Just want to add an update to clarify, on Polaris with Google Docs - the problem is that Polaris doesn't pull down updates from Google Docs automatically. So, if you upload a file to Google Docs, then go into the file view, that file won't appear there immediately. Instead, you have to go into the pull-down menu and select "Refresh" to update the file view. I'm not sure why this is implemented this way in Polaris, but neither Docs 2 Go or Office Suite Pro 5 have this limitation. Along with the lack of a word-count, Polaris is a great idea that just falls short of the two paid Office Suites that are available in the market - which might explain why Polaris is only available free bundled with an ASUS TF101. It isn't a bad program, it is actually pretty nice. But it doesn't have the features of the big dogs, and I don't see any indication that there will be a lot of updates or support of Polaris in the future. With a little effort and attention, it certainly could be the equal of the other two Office Suites reveiwed here.

rhonin
rhonin

I am playing around with Office365 on my Transformer. Once I get it working right I'm hoping it may replace my other apps for the majority of work as it is bringing Project and Visio to 365.

dcolbert
dcolbert

I am a huge advocate of light, convertible, tablet/netbook type Android devices. For me, the ability to take something as powerful as the Transformer that is also as lightweight and long-running with me on travel has been a tremendous gain. These devices are very liberating in a way that a traditional OS based device simply can't approach. BUT... if you want a full fledged Office Experience, I don't think there is anything currently available that is likely to actually satisfy you. I hate to say that, but it is probably the truth. I'd find a friend with a Transformer or Acer Iconia and sit down with it and try one of the apps suggested here and see what you think of it... because maybe I'm just being too critical. Honestly though, my gut feeling is that for an Office power user, the Android and iOS alternatives just aren't completely there yet, if they ever will be.

dcolbert
dcolbert

And see what their experiences were like. The funny thing, despite our differences in conclusion, is that we've each seemed to travel the same path in seeking a more complete solution and both of us feel that there are still some serious limitations and short-comings with all of the current solutions. I think that is the ultimate conclusion, possibly. You're not going to be able to get away from needing a full suite somewhere, most likely - unless you're only doing very simple and rudimentary things with Office apps. Thanks for the feedback!

dcolbert
dcolbert

I've got a preference for uploading to Google Docs, which allows easy access and the ability to access the documents from the cloud and work on them from various different machines. But with all 3 of the options, you can easily store locally, access locally, transfer manually. There are no limitations on how you manage, manipulate and edit your documents.

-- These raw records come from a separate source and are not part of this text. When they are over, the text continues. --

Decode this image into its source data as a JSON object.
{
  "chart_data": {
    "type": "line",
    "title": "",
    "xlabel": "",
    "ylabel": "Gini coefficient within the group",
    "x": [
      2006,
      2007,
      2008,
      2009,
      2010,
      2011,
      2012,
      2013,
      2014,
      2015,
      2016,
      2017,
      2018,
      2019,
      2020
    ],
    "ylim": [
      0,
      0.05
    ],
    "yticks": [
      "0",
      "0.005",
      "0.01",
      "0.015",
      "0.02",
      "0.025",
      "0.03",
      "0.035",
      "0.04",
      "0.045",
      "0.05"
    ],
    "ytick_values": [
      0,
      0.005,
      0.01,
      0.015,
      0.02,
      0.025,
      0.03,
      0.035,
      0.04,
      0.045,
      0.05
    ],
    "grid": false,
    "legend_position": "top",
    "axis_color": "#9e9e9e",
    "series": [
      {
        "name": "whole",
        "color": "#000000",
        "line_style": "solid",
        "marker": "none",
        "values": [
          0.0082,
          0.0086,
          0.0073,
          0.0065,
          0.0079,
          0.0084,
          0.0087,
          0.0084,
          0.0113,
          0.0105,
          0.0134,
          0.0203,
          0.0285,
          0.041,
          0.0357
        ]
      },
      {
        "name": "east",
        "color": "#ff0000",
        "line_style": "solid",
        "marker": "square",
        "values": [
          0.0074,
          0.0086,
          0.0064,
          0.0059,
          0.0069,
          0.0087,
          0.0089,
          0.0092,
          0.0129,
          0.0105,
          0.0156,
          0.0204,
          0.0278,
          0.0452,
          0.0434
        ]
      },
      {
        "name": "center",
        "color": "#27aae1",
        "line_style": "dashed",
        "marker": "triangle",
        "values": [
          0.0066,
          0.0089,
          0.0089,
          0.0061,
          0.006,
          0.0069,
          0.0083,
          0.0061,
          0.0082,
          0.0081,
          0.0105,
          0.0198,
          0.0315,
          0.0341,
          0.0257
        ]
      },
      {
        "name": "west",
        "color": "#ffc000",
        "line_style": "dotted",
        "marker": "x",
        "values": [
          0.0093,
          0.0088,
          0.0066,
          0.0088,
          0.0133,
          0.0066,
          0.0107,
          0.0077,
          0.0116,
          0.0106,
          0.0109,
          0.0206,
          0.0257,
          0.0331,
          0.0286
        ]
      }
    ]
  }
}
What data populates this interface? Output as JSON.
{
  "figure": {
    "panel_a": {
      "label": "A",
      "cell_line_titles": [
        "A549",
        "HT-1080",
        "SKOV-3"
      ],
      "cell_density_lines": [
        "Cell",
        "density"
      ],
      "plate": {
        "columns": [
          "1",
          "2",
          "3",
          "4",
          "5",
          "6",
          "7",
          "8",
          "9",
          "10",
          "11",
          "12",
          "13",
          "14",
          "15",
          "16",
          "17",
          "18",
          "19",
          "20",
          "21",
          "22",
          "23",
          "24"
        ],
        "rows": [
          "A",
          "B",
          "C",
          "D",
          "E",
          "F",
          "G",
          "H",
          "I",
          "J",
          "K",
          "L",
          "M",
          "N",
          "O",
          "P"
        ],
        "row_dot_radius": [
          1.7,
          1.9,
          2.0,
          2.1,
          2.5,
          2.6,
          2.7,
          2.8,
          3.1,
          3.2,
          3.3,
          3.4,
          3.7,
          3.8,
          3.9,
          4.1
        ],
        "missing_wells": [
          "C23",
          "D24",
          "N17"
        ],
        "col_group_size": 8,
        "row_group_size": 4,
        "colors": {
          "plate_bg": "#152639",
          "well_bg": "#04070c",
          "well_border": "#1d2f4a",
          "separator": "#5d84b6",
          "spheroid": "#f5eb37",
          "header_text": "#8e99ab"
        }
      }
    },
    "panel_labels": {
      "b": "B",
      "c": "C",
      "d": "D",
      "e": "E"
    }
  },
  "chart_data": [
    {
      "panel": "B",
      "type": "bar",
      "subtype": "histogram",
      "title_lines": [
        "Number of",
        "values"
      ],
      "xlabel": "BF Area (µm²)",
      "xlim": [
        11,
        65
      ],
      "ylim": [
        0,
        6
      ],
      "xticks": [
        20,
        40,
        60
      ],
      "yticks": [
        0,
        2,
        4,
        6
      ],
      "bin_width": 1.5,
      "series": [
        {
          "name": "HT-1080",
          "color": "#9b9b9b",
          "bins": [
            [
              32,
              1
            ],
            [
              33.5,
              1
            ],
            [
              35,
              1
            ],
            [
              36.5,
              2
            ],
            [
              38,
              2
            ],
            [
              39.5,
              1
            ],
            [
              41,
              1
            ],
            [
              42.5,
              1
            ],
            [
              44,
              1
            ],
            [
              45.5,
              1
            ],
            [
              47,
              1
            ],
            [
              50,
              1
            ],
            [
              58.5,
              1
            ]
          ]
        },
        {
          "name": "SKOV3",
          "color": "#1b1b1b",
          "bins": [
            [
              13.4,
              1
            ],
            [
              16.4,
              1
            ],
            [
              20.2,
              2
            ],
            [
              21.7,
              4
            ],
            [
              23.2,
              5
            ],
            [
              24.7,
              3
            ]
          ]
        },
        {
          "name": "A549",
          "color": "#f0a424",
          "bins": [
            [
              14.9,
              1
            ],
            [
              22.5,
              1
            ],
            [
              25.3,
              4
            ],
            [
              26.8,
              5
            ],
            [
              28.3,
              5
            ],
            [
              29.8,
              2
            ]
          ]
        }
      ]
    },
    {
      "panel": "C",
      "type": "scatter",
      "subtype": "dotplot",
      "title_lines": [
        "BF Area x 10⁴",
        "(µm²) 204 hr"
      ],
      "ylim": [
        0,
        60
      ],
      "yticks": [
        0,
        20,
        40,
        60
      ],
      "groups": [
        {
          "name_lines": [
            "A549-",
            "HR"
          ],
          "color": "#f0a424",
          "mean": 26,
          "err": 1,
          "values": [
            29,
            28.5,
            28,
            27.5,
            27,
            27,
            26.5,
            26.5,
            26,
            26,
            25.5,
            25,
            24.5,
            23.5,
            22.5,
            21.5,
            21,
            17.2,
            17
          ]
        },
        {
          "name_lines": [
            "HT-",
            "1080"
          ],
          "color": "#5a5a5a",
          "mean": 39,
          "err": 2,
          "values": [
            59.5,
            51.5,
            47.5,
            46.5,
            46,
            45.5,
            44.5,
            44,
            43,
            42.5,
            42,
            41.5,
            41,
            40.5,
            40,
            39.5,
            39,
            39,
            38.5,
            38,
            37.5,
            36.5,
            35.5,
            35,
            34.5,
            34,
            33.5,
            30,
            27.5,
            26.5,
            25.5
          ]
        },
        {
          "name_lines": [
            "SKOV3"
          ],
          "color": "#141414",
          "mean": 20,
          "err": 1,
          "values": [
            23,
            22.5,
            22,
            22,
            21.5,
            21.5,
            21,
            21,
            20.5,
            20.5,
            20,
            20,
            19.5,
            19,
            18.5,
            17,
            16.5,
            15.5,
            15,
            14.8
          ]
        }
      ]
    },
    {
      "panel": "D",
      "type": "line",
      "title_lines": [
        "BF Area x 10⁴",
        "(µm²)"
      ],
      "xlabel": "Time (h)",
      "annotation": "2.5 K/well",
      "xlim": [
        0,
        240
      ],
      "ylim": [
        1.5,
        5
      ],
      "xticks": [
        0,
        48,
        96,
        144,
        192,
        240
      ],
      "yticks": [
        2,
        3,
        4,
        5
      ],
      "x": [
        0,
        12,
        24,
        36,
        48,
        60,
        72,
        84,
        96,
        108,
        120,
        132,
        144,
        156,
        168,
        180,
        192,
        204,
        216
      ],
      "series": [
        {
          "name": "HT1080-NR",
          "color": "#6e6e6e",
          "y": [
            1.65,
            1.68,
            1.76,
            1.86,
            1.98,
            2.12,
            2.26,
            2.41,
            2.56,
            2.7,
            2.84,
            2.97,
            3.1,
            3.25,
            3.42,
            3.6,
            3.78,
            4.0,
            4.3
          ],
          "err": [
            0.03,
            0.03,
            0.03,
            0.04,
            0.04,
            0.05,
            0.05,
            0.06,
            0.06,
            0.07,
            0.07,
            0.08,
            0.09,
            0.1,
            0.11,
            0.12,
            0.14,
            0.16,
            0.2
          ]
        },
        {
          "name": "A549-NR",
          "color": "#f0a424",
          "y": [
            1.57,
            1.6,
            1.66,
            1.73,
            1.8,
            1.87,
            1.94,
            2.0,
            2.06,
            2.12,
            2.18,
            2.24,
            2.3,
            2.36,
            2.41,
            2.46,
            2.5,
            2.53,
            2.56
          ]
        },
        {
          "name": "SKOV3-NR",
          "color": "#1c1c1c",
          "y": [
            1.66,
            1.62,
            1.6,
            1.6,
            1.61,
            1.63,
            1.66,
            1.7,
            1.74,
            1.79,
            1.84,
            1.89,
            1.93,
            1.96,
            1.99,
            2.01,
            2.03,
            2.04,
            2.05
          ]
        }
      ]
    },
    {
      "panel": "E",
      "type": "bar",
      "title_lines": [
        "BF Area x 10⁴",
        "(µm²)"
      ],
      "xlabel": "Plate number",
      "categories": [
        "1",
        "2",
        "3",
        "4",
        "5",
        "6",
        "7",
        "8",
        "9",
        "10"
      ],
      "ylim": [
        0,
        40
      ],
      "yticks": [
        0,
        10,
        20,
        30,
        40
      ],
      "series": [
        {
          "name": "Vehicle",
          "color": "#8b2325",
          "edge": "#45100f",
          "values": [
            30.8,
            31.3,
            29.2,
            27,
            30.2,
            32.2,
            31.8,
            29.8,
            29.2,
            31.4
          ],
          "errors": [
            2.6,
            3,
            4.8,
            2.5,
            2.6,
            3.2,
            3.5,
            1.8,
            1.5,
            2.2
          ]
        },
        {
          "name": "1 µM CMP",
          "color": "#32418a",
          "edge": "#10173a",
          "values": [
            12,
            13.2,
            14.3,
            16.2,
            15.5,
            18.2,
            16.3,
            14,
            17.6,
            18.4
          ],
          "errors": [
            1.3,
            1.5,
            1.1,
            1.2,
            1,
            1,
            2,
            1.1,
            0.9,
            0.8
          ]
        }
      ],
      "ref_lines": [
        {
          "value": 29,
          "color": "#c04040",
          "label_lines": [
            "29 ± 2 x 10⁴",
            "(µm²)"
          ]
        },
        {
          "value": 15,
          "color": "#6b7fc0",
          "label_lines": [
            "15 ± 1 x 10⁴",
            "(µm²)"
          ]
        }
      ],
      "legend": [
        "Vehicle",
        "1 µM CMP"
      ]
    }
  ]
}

You could easily copy the file to a PC and load it in Word, Power Point, or Excel, for example, if that is your preference. I should have been more transparent about this.

dcolbert
dcolbert

Does it have 'em? What is the cost?

rhonin
rhonin

QuickOffice Pro is free today on Amazon.com !!!!

Susanrr
Susanrr

How come you didn't include Quick Office HD? I have read quite a few good things about it - they all seem to have pros/cons. I haven't taken the plunge yet to purchase one of these apps but am leaning toward QO.

rhonin
rhonin

This will give you some idea as to how their capabilities match your needs. You could also watch Amazon for a freebie - I got Office Suite that way :) Biggest recommendation is to check if the app can access your file location.